En la línea de las violencias más invisibles, también aparecen la poeta Lana Corujo (Lanzarote 1995) y su poemario Ropavieja, donde la autora quiere mostrar "la soledad a la que las mujeres están relegadas cuando cuidan y cuando son cuidadas". Una de las cosas que más le llama la atención a Corujo es ese silencio sepulcral que está presente incluso dentro de las propias casas y entre las propias mujeres, porque parece que cuidar es "algo sobre lo que no te puedes quejar o decir nada negativo". Las personas que cuidan también necesitan apoyo y atención pero, como explica la poeta lanzaroteña, "cuando las mujeres no pueden cumplir con ese cometido, parece que el mundo les da la espalda".
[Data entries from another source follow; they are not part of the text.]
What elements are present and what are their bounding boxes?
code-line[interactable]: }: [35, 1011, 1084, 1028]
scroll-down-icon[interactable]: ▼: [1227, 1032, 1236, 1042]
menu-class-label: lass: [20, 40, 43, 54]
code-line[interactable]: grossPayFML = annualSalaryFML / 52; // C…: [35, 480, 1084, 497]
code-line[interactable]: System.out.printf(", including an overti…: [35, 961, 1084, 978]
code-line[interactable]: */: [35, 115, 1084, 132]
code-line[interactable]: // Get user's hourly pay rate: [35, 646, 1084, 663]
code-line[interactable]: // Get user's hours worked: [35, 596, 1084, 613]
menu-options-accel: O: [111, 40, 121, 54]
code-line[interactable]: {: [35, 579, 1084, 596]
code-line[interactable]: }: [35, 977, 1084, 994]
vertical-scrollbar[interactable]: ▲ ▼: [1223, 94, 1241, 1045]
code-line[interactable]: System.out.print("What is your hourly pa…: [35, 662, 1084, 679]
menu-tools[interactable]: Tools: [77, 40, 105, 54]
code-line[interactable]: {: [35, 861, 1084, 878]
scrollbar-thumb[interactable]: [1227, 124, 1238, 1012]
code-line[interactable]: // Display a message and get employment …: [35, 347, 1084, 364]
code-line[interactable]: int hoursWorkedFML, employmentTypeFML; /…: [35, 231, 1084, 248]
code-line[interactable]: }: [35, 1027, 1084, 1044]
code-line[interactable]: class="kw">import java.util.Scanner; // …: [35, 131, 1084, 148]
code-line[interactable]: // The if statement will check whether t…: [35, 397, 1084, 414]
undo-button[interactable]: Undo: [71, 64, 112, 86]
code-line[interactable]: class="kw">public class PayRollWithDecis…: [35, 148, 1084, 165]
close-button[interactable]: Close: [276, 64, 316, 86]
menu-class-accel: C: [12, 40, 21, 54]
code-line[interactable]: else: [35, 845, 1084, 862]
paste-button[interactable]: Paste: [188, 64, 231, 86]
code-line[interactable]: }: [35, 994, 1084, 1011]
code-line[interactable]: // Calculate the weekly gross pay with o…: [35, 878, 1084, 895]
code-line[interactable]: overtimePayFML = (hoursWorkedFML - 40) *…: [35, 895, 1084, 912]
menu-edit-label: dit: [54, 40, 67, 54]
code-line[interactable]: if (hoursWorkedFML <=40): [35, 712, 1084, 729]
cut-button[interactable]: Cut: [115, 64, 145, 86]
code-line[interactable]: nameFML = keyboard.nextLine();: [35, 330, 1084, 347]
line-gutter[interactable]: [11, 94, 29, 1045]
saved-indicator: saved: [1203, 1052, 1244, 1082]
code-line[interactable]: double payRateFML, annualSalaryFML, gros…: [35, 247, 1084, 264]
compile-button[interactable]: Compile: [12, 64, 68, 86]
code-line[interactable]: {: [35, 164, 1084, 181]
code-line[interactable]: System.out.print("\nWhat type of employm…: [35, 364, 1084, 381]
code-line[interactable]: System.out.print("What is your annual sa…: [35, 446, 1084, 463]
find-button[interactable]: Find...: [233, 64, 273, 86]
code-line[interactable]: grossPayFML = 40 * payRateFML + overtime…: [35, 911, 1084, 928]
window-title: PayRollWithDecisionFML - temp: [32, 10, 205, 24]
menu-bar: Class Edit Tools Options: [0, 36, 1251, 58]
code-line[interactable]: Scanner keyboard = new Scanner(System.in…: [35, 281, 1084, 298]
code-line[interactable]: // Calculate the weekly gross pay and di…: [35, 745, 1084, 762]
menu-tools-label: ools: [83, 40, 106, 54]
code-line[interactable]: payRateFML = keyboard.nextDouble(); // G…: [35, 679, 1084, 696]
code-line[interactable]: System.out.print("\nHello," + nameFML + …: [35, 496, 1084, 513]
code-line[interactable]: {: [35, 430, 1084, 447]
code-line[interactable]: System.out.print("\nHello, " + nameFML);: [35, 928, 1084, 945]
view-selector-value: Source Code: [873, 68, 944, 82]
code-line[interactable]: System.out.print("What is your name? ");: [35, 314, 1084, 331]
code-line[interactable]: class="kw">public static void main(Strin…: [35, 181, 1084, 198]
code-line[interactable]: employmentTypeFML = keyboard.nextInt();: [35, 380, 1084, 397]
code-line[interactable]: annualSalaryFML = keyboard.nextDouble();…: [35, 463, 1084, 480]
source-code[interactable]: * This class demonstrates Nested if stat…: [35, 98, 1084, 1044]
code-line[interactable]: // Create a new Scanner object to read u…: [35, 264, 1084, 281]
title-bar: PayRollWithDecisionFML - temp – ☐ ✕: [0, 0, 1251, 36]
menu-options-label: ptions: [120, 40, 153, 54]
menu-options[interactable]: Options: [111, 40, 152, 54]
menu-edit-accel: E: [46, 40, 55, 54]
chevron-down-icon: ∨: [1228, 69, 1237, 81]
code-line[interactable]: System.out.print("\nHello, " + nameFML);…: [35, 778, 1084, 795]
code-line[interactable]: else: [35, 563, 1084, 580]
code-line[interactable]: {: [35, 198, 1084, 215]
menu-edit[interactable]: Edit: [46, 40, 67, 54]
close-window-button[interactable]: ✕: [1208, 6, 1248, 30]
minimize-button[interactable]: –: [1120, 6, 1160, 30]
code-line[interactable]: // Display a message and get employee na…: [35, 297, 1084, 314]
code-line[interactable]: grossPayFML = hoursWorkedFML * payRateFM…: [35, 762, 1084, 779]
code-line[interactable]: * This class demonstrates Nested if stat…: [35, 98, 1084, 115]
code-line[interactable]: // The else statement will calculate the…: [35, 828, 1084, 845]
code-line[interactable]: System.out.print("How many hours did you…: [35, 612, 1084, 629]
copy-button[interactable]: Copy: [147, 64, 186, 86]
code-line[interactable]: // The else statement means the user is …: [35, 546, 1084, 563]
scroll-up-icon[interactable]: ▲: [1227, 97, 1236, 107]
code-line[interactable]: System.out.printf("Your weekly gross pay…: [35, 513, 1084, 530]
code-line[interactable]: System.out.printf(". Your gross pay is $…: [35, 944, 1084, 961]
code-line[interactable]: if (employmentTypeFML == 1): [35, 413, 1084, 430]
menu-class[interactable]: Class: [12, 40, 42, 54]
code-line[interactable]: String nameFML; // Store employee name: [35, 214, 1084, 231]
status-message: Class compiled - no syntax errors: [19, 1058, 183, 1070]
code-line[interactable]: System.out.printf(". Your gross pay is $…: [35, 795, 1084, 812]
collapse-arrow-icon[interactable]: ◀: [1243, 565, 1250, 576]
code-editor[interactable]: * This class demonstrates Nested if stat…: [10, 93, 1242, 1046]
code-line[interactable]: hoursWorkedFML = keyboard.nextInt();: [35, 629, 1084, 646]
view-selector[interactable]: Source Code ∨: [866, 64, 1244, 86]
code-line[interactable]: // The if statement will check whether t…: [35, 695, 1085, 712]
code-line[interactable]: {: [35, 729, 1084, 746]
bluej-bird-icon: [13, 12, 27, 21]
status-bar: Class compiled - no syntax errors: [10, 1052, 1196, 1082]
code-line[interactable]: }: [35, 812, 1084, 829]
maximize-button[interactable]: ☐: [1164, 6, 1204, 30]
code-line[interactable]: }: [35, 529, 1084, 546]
Estas violencias sutiles —pero no por ello menos dañinas— están ahí, rondando los cuerpos y las plumas de mujeres y escritoras. La poesía es una manera de verbalizarlas, de ilustrarlas con metáforas de sal y cielos apagados, de maletas a cuestas, de suspiros en forma de grafía. El papel como espacio de absoluta seguridad. "Es muy empoderante ver que de todo lo malo, de todas las injusticias sociales, se puede crear belleza", apunta Tayri Muñiz como consuelo. La página en blanco, el aliado que nunca falla a pesar de las manos heladas que doman brazos, a pesar de las pieles de terciopelo y seda que nadie ve, a pesar del silencio y la censura. A pesar de todo, la poesía.